Pour Jules Ngeleza, activiste engagé et défenseur des droits humains et acteur de la société civile dans la province du Nord-Kivu, ces sanctions sont méritées car elles rencontrent et consolident les actions des organisations de défense des droits de l'homme qui ne cessent de dénoncer l'impact négatif des activités de l'armée rwandaise et de la coalition AFC-M23 sur les populations civiles au Nord et Sud-Kivu et mettent encore une fois en lumière sur l'implication du Rwanda dans la destabilisation de la partie Est de la République Démocratique du Congo.
« Ces sanctions démontrent l'implication du président Américain Donald Trump et son administrstion à faire taire les armes et sa volonté à procurer aux populations de la région des grands lacs la paix et la prospérité en dépit des violations répétées des accords de paix par le président rwandais Paul Kagame », a fait savoir Ngeleza.
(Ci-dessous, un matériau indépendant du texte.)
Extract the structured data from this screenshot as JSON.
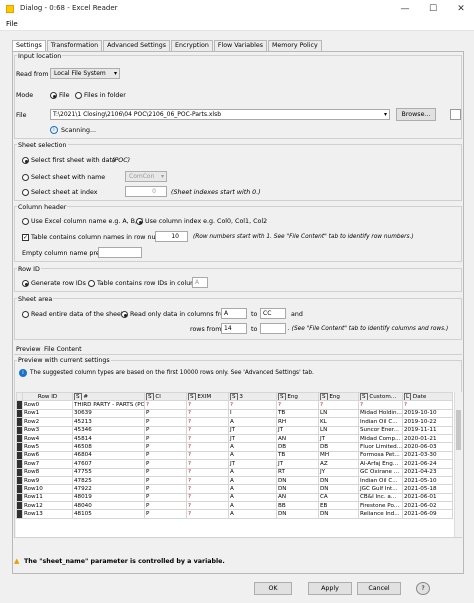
{
  "window": {
    "title": "Dialog - 0:68 - Excel Reader",
    "minimize": "—",
    "maximize": "☐",
    "close": "✕"
  },
  "menu": {
    "file": "File"
  },
  "tabs": [
    "Settings",
    "Transformation",
    "Advanced Settings",
    "Encryption",
    "Flow Variables",
    "Memory Policy"
  ],
  "input_location": {
    "title": "Input location",
    "read_from_label": "Read from",
    "read_from_value": "Local File System",
    "mode_label": "Mode",
    "mode_file": "File",
    "mode_folder": "Files in folder",
    "file_label": "File",
    "file_path": "T:\\2021\\1 Closing\\2106\\04 POC\\2106_06_POC-Parts.xlsb",
    "browse": "Browse...",
    "scanning": "Scanning..."
  },
  "sheet_selection": {
    "title": "Sheet selection",
    "first_sheet": "Select first sheet with data",
    "first_sheet_value": "(POC)",
    "by_name": "Select sheet with name",
    "by_name_value": "ComCon",
    "by_index": "Select sheet at index",
    "index_value": "0",
    "index_hint": "(Sheet indexes start with 0.)"
  },
  "column_header": {
    "title": "Column header",
    "excel_names": "Use Excel column name e.g. A, B, C",
    "col_index": "Use column index e.g. Col0, Col1, Col2",
    "contains_names": "Table contains column names in row number",
    "row_number": "10",
    "row_hint": "(Row numbers start with 1. See \"File Content\" tab to identify row numbers.)",
    "empty_prefix": "Empty column name prefix:"
  },
  "row_id": {
    "title": "Row ID",
    "generate": "Generate row IDs",
    "contains": "Table contains row IDs in column",
    "column": "A"
  },
  "sheet_area": {
    "title": "Sheet area",
    "entire": "Read entire data of the sheet",
    "only_cols": "Read only data in columns from",
    "col_from": "A",
    "to1": "to",
    "col_to": "CC",
    "and": "and",
    "rows_from_label": "rows from",
    "row_from": "14",
    "to2": "to",
    "area_hint": ". (See \"File Content\" tab to identify columns and rows.)"
  },
  "preview_tabs": [
    "Preview",
    "File Content"
  ],
  "preview": {
    "title": "Preview with current settings",
    "info": "The suggested column types are based on the first 10000 rows only. See 'Advanced Settings' tab.",
    "columns": [
      "Row ID",
      "#",
      "Cl",
      "EXIM",
      "3",
      "Eng",
      "Eng",
      "Custom...",
      "Date"
    ],
    "column_types": [
      "",
      "S",
      "S",
      "S",
      "S",
      "S",
      "S",
      "S",
      "L"
    ],
    "rows": [
      [
        "Row0",
        "THIRD PARTY - PARTS (POC)",
        "?",
        "?",
        "?",
        "?",
        "?",
        "?",
        "?"
      ],
      [
        "Row1",
        "30639",
        "P",
        "?",
        "I",
        "TB",
        "LN",
        "Midad Holdin...",
        "2019-10-10"
      ],
      [
        "Row2",
        "45213",
        "P",
        "?",
        "A",
        "RH",
        "KL",
        "Indian Oil C...",
        "2019-10-22"
      ],
      [
        "Row3",
        "45346",
        "P",
        "?",
        "JT",
        "JT",
        "LN",
        "Suncor Ener...",
        "2019-11-11"
      ],
      [
        "Row4",
        "45814",
        "P",
        "?",
        "JT",
        "AN",
        "JT",
        "Midad Comp...",
        "2020-01-21"
      ],
      [
        "Row5",
        "46508",
        "P",
        "?",
        "A",
        "DB",
        "DB",
        "Fluor Limited...",
        "2020-06-03"
      ],
      [
        "Row6",
        "46804",
        "P",
        "?",
        "A",
        "TB",
        "MH",
        "Formosa Pet...",
        "2021-03-30"
      ],
      [
        "Row7",
        "47607",
        "P",
        "?",
        "JT",
        "JT",
        "AZ",
        "Al-Arfaj Eng...",
        "2021-06-24"
      ],
      [
        "Row8",
        "47755",
        "P",
        "?",
        "A",
        "RT",
        "JY",
        "GC Oxirane ...",
        "2021-04-23"
      ],
      [
        "Row9",
        "47825",
        "P",
        "?",
        "A",
        "DN",
        "DN",
        "Indian Oil C...",
        "2021-05-10"
      ],
      [
        "Row10",
        "47922",
        "P",
        "?",
        "A",
        "DN",
        "DN",
        "JGC Gulf Int...",
        "2021-05-18"
      ],
      [
        "Row11",
        "48019",
        "P",
        "?",
        "A",
        "AN",
        "CA",
        "CB&I Inc. a...",
        "2021-06-01"
      ],
      [
        "Row12",
        "48040",
        "P",
        "?",
        "A",
        "BB",
        "EB",
        "Firestone Po...",
        "2021-06-02"
      ],
      [
        "Row13",
        "48105",
        "P",
        "?",
        "A",
        "DN",
        "DN",
        "Reliance Ind...",
        "2021-06-09"
      ]
    ]
  },
  "status": "The \"sheet_name\" parameter is controlled by a variable.",
  "buttons": {
    "ok": "OK",
    "apply": "Apply",
    "cancel": "Cancel",
    "help": "?"
  }
}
Toutefois, Jules Ngeleza invite la Commission de l'Union Européenne et le Comité des sanctions des Nations-Unies a éviter la politique des deux poids, deux mesures en s'inscrivant dans la même logique que Washington en prennant des actions de grande envergure et à utiliser les outils nécessaires à leur disposition contre Paul Kagame et son régime qui s'obstinent expressement et volontairement à mettre en œuvre la résolution 2773 depuis son adoption à l'unanimité par le Conseil de sécurité des Nations-Unies.
Cet activiste croit que les sanctions économiques individuelles et par entité ainsi que la pression diplomatique constituent le lévier le plus important qui fera fléchir Paul Kagame et son régime, conduira à son incitation à cesser tout soutien à la coalition AFC-M23 et à rétirer ses troupes dans les zones sous leur domination dans l'Est de la République Démocratique du Congo et pointe du doight l'ambiguité des dirigeants africains dans ce conflit qui peinent à citer nommément le Rwanda dans le conflit armé qui œucume la partie orientale du Congo.
En outre, Jules Ngeleza lance un appel aux autorités Congolaises à apporter des appuis nécessaires et adaptés au contexte et à l'évolution actuelle de la situation sur terrain pouvant permettre aux forces de défense et de sécurité à reconquerir les parties toujours occupées et d'y restaurer l'autorité de l'Etat en y établissant la paix et le retour des personnes déplacées.